1. Validate and restrict collection names

Use a hardcoded allowlist instead of reflecting the collection field from the webhook:

async fn handle_webhook_safe(
    webhook_data: web::Json,
    firestore: web::Data,
    caller_id: String, // derived from auth or request context
) -> impl Responder {
    // Only allow known, safe collections
    let allowed_collections = ["requests", "events"];
    let collection_name = webhook_data["collection"].as_str().filter(|&c| allowed_collections.contains(&c)).unwrap_or("requests");

    // Use caller_id to scope the document path
    let doc_id = webhook_data["local_id"].as_str().unwrap_or_else(|| {
        // Generate a server-side ID to avoid IDOR via ID manipulation
        uuid::Uuid::new_v4().to_string()
    });
    let doc_ref = firestore.collection(collection_name).doc(&format!("{}_{}", caller_id, doc_id));

    // Explicitly filter fields to prevent mass assignment
    let mut data = serde_json::Map::new();
    if let Some(payload) = webhook_data.get("payload") {
        data.insert("payload".to_string(), payload.clone());
    }
    data.insert("created_by".to_string(), Value::String(caller_id));

    doc_ref.set(data).await.map_err(|e| ...)
}

This approach ensures collection names are controlled, document IDs are scoped to the caller, and only intended fields are written, mitigating BOLA/IDOR and Property Authorization risks.

2. Use Firestore transactions for integrity

When updates must depend on existing data, use a transaction to avoid race conditions and ensure the caller is allowed to modify the target document:

async fn update_with_transaction(
    firestore: web::Data,
    caller_id: String,
    local_id: String,
) -> Result<(), Error> {
    let doc_path = format!("users/{}/requests/{}", caller_id, local_id);
    firestore.run_transaction(|transaction| async move {
        let snapshot = transaction.get(&doc_path).await?;
        if !snapshot.exists() {
            return Err(Error::NotFound);
        }
        // Apply only safe, validated updates
        transaction.update(&doc_path, json!({ "status": "processed" }));
        Ok(())
    }).await
}

This prevents attackers from forging document paths and ensures the caller can only modify documents they own, aligning with BOLA/IDOR protections.

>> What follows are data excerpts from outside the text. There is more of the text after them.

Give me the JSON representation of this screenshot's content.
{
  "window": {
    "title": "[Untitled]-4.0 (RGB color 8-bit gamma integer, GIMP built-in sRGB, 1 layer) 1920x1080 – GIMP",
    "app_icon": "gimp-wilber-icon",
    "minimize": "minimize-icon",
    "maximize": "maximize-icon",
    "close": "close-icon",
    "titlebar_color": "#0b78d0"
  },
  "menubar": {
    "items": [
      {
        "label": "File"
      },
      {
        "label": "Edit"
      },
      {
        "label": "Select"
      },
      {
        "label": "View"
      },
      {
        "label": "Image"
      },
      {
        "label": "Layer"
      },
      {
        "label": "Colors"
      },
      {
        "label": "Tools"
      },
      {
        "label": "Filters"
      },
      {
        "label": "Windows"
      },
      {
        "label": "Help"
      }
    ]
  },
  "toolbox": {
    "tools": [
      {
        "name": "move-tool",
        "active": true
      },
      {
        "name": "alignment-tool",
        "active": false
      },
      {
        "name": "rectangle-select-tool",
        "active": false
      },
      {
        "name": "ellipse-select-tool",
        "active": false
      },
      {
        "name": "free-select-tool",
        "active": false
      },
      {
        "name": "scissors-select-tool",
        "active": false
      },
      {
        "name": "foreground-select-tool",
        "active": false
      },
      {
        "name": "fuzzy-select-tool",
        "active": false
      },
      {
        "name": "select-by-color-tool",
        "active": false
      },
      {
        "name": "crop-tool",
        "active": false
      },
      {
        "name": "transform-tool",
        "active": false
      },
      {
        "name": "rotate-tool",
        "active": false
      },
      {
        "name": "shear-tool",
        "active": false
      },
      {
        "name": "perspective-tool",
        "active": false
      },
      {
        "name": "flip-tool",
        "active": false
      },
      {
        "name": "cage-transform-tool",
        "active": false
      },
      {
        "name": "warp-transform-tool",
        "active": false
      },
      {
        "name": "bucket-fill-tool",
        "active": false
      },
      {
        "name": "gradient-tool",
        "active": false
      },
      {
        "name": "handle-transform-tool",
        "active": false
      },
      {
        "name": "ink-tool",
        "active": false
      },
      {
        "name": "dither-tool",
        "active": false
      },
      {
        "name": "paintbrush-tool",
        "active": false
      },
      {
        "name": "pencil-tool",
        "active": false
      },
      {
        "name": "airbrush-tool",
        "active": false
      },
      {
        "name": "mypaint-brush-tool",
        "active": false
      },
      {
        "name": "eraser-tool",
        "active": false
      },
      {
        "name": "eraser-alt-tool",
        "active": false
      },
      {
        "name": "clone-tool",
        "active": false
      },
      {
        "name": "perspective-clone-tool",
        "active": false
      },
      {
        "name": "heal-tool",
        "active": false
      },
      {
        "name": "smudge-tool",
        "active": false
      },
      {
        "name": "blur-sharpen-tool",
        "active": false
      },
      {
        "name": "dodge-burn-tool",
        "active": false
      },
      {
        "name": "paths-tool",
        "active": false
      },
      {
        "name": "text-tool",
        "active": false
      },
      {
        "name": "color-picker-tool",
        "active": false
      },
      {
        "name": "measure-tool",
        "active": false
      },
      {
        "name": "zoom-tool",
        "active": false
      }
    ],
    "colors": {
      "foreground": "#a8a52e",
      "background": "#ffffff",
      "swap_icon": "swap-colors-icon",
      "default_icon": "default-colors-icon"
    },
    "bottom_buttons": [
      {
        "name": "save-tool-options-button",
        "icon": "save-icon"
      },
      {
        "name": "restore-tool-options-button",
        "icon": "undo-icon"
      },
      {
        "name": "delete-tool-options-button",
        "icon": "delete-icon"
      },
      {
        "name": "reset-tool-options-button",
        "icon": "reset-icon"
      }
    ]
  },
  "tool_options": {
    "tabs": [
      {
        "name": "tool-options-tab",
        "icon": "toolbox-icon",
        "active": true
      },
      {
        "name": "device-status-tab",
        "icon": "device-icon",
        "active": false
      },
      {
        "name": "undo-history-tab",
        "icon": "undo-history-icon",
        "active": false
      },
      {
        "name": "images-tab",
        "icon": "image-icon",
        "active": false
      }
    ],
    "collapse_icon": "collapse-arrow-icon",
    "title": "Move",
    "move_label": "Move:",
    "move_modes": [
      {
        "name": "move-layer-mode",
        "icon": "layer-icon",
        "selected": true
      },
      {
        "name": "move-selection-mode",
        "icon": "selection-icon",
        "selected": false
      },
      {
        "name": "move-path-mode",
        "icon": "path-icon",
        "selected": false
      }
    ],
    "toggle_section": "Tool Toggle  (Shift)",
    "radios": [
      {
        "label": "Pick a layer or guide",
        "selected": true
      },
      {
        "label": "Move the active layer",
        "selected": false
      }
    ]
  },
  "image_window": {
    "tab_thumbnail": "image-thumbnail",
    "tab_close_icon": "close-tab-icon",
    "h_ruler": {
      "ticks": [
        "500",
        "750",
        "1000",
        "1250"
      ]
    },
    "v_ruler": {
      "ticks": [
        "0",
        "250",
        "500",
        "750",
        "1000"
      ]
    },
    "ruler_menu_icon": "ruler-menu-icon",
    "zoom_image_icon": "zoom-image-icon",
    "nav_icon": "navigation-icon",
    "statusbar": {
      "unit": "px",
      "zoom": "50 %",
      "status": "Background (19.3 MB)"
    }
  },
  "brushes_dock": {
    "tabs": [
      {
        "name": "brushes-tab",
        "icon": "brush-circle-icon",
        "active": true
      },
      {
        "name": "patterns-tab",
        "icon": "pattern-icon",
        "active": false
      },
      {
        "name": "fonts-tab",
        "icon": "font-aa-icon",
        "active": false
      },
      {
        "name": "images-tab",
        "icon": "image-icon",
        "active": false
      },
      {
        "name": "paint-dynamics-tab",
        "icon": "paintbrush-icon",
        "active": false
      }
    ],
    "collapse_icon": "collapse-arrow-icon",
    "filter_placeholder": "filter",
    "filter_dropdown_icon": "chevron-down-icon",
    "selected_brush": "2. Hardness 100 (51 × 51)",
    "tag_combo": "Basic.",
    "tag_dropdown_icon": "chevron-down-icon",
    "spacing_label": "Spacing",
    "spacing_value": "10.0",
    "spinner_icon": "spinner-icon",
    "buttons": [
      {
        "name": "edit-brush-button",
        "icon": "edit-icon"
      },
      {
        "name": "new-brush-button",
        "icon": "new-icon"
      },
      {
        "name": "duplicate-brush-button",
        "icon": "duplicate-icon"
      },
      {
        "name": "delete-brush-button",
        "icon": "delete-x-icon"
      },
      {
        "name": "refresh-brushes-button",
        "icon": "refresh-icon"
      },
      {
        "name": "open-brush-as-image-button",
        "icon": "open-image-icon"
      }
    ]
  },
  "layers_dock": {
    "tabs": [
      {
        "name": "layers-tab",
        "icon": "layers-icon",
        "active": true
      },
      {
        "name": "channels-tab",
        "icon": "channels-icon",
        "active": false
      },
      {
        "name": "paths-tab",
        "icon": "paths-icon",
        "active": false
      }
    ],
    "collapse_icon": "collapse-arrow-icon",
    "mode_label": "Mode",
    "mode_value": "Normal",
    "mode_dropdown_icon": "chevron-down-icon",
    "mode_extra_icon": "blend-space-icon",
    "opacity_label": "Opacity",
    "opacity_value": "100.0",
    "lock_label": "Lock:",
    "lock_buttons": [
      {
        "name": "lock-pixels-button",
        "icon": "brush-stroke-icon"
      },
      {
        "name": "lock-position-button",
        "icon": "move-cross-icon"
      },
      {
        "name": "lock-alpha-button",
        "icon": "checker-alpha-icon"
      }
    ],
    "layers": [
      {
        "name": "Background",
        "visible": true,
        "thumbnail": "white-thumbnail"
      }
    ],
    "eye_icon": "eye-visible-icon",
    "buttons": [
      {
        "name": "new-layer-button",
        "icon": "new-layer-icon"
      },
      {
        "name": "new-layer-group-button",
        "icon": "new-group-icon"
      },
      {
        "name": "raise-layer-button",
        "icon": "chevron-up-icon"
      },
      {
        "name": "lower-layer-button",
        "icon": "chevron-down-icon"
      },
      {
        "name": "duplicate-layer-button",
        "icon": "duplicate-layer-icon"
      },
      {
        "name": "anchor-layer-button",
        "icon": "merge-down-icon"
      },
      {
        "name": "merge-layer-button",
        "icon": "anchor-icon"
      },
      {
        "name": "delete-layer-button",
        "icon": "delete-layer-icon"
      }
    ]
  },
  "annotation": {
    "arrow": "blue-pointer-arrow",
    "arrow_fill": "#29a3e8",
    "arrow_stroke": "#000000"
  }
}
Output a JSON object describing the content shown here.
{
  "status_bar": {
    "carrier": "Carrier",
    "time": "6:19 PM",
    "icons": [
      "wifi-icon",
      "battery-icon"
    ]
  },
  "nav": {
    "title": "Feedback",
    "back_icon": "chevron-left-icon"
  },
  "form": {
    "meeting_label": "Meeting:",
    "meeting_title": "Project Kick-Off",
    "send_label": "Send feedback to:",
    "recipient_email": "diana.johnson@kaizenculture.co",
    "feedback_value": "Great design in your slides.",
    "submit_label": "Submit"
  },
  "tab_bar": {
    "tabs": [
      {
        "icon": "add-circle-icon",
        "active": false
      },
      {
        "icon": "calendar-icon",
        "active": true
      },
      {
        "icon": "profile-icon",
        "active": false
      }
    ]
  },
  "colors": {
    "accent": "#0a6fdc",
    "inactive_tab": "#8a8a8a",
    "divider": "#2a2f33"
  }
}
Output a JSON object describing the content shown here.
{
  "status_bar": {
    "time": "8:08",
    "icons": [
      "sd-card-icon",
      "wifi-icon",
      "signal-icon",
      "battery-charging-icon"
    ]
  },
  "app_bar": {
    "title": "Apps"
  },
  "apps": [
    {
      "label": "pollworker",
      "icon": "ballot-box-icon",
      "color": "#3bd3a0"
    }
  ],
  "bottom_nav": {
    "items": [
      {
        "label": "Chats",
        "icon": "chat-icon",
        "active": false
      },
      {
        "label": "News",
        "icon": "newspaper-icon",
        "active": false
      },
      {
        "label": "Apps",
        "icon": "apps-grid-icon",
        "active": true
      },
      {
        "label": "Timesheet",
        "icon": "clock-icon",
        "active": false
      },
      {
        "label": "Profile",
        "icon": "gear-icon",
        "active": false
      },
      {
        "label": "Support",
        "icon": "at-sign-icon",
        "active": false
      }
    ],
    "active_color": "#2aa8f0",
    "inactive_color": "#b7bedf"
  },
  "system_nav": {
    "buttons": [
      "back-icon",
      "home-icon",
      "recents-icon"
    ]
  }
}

3. Reject malformed or excessive payloads

Add size and schema validation before touching Firestore:

async fn validated_webhook(
    webhook_data: web::Json,
) -> Result<impl Responder, Error> {
    // Reject if payload is too large
    if webhook_data.to_string().len() > 10_000 {
        return Err(error::ErrorBadRequest("Payload too large"));
    }
    // Enforce required fields
    if webhook_data.get("local_id").and_then(|v| v.as_str()).is_none() {
        return Err(error::ErrorBadRequest("Missing local_id"));
    }
    Ok(webhook_data.into_inner())
}

These steps reduce the attack surface and make runtime findings less likely, which aligns with the remediation guidance provided by middleBrick’s scans.